[9] Outer court.

[10] "The pleasance" was a garden, planted with fruit trees and groves, which served for a place of promenade, and for divers outdoor pastimes.

[11] In this figure the black tint indicates the Roman substructions preserved and surmounted by new works; the yellow the Roman buildings entirely razed; the red the defences added by the lord of La Roche-Pont; and the grey the domestic buildings rebuilt or repaired.

[12] An outer wall of no great height.


CHAPTER X.

THE FOURTH SIEGE.

The Duke of Burgundy was making all speed to reduce his vassal. In the space of a fortnight he had gathered six or seven thousand men, and was beginning his march. Anseric and Baron Guy had not failed to make the most of this respite. They provisioned the castle for three months at least. They fabricated four large trebuchets and half-a-dozen catapults. Timber in sufficient quantity had been cut in the forest for making hoardings, palisades, and wooden defences.
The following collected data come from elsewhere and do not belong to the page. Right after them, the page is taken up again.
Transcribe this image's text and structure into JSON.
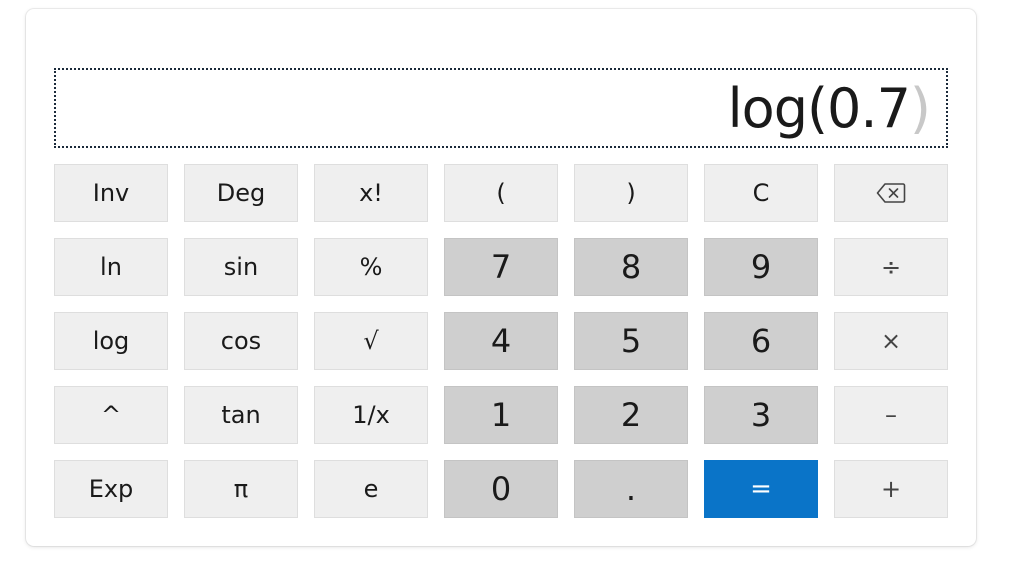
{
  "display": {
    "expression": "log(0.7",
    "ghost_paren": ")"
  },
  "keys": {
    "inv": "Inv",
    "deg": "Deg",
    "fact": "x!",
    "lparen": "(",
    "rparen": ")",
    "clear": "C",
    "ln": "ln",
    "sin": "sin",
    "percent": "%",
    "d7": "7",
    "d8": "8",
    "d9": "9",
    "divide": "÷",
    "log": "log",
    "cos": "cos",
    "sqrt": "√",
    "d4": "4",
    "d5": "5",
    "d6": "6",
    "multiply": "×",
    "pow": "^",
    "tan": "tan",
    "recip": "1/x",
    "d1": "1",
    "d2": "2",
    "d3": "3",
    "minus": "–",
    "exp": "Exp",
    "pi": "π",
    "e": "e",
    "d0": "0",
    "dot": ".",
    "equals": "=",
    "plus": "+"
  },
  "icons": {
    "backspace": "backspace-icon"
  },
  "colors": {
    "equals_bg": "#0a74c8",
    "digit_bg": "#cfcfcf",
    "function_bg": "#efefef"
  }
}
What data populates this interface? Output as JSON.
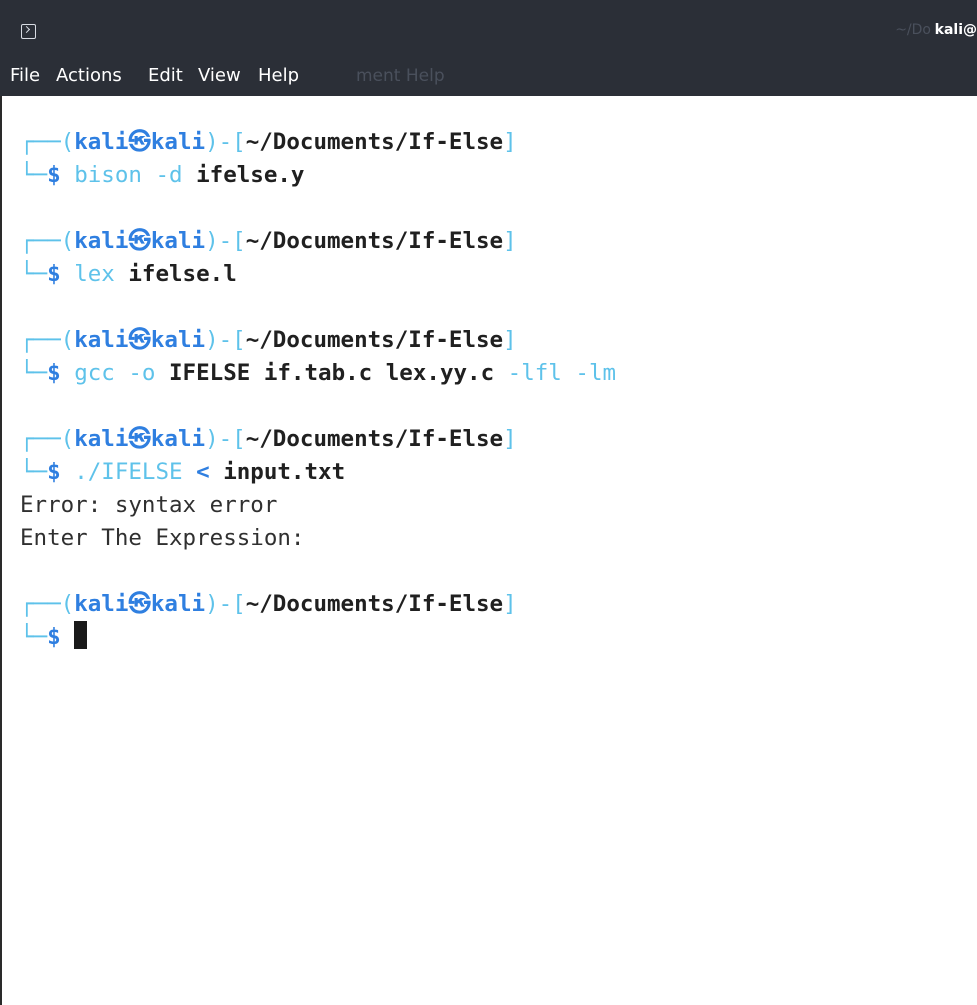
{
  "window": {
    "title": "kali@",
    "title_ghost": "~/Do"
  },
  "menu": {
    "items": [
      "File",
      "Actions",
      "Edit",
      "View",
      "Help"
    ],
    "ghost_text": "ment Help"
  },
  "prompt": {
    "corner_top": "┌──",
    "corner_bottom": "└─",
    "open_paren": "(",
    "user": "kali",
    "at": "㉿",
    "host": "kali",
    "close_paren": ")",
    "dash": "-",
    "open_bracket": "[",
    "cwd": "~/Documents/If-Else",
    "close_bracket": "]",
    "symbol": "$"
  },
  "commands": [
    {
      "parts": [
        {
          "t": "bison",
          "s": "dim"
        },
        {
          "t": " -d ",
          "s": "dim"
        },
        {
          "t": "ifelse.y",
          "s": "bold"
        }
      ],
      "output": []
    },
    {
      "parts": [
        {
          "t": "lex",
          "s": "dim"
        },
        {
          "t": " ",
          "s": "dim"
        },
        {
          "t": "ifelse.l",
          "s": "bold"
        }
      ],
      "output": []
    },
    {
      "parts": [
        {
          "t": "gcc",
          "s": "dim"
        },
        {
          "t": " -o ",
          "s": "dim"
        },
        {
          "t": "IFELSE if.tab.c lex.yy.c",
          "s": "bold"
        },
        {
          "t": " -lfl -lm",
          "s": "dim"
        }
      ],
      "output": []
    },
    {
      "parts": [
        {
          "t": "./IFELSE",
          "s": "dim"
        },
        {
          "t": " < ",
          "s": "dollar"
        },
        {
          "t": "input.txt",
          "s": "bold"
        }
      ],
      "output": [
        "Error: syntax error",
        "Enter The Expression:"
      ]
    }
  ]
}
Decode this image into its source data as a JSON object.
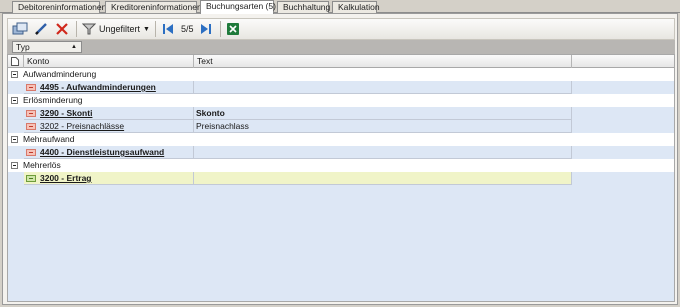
{
  "tabs": [
    {
      "label": "Debitoreninformationen"
    },
    {
      "label": "Kreditoreninformationen"
    },
    {
      "label": "Buchungsarten (5)"
    },
    {
      "label": "Buchhaltung"
    },
    {
      "label": "Kalkulation"
    }
  ],
  "toolbar": {
    "filter_label": "Ungefiltert",
    "pager_text": "5/5"
  },
  "groupby": {
    "field_label": "Typ"
  },
  "grid": {
    "columns": {
      "konto": "Konto",
      "text": "Text"
    },
    "groups": [
      {
        "label": "Aufwandminderung",
        "rows": [
          {
            "konto": "4495 - Aufwandminderungen",
            "text": "",
            "bold": true
          }
        ]
      },
      {
        "label": "Erlösminderung",
        "rows": [
          {
            "konto": "3290 - Skonti",
            "text": "Skonto",
            "bold": true
          },
          {
            "konto": "3202 - Preisnachlässe",
            "text": "Preisnachlass",
            "bold": false
          }
        ]
      },
      {
        "label": "Mehraufwand",
        "rows": [
          {
            "konto": "4400 - Dienstleistungsaufwand",
            "text": "",
            "bold": true
          }
        ]
      },
      {
        "label": "Mehrerlös",
        "rows": [
          {
            "konto": "3200 - Ertrag",
            "text": "",
            "bold": true,
            "selected": true
          }
        ]
      }
    ]
  }
}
Thirty stone-cutters were constantly at work making projectiles of sixty and a hundred pounds weight for the mangonels. Each workman could produce ten in a day, and at the end of a fortnight they had amassed a store of four thousand five hundred. In the town, cross-bows and quarrels were being made; for the townsmen who had to render service were bound to come armed, equipped, and provided with missiles in sufficient quantity. There were archers also, for whom arrows of ashwood, bows of yew, and cords of long-fibred hemp were being made.

Although the lord of Roche-Pont could not, as stated above, assemble more than eighteen hundred men, and therefore could not contemplate defending the whole plateau—that is to say, the castle and the abbey—Baron Guy, who had reasons for it, urged him not to allow the enemy to occupy the monastery without defending it, even were it feebly. "You ought to defend the monastery," he would say to his nephew, "whenever the interests of the suzerain are involved; and since henceforth you are going to do homage for your fief to the king of France, he is your suzerain; his interests, therefore, are involved, and it is your duty to defend the abbey."

To this specious reasoning Anseric could find nothing to answer. The northern wall of the abbey was therefore put in a state of defence; they connected its north-east angle with the débris of the Roman wall still existing on the edge of the plateau by a strong palisade and ditch, and barricaded the western brow above the town, between the abbey and the bailey of the castle.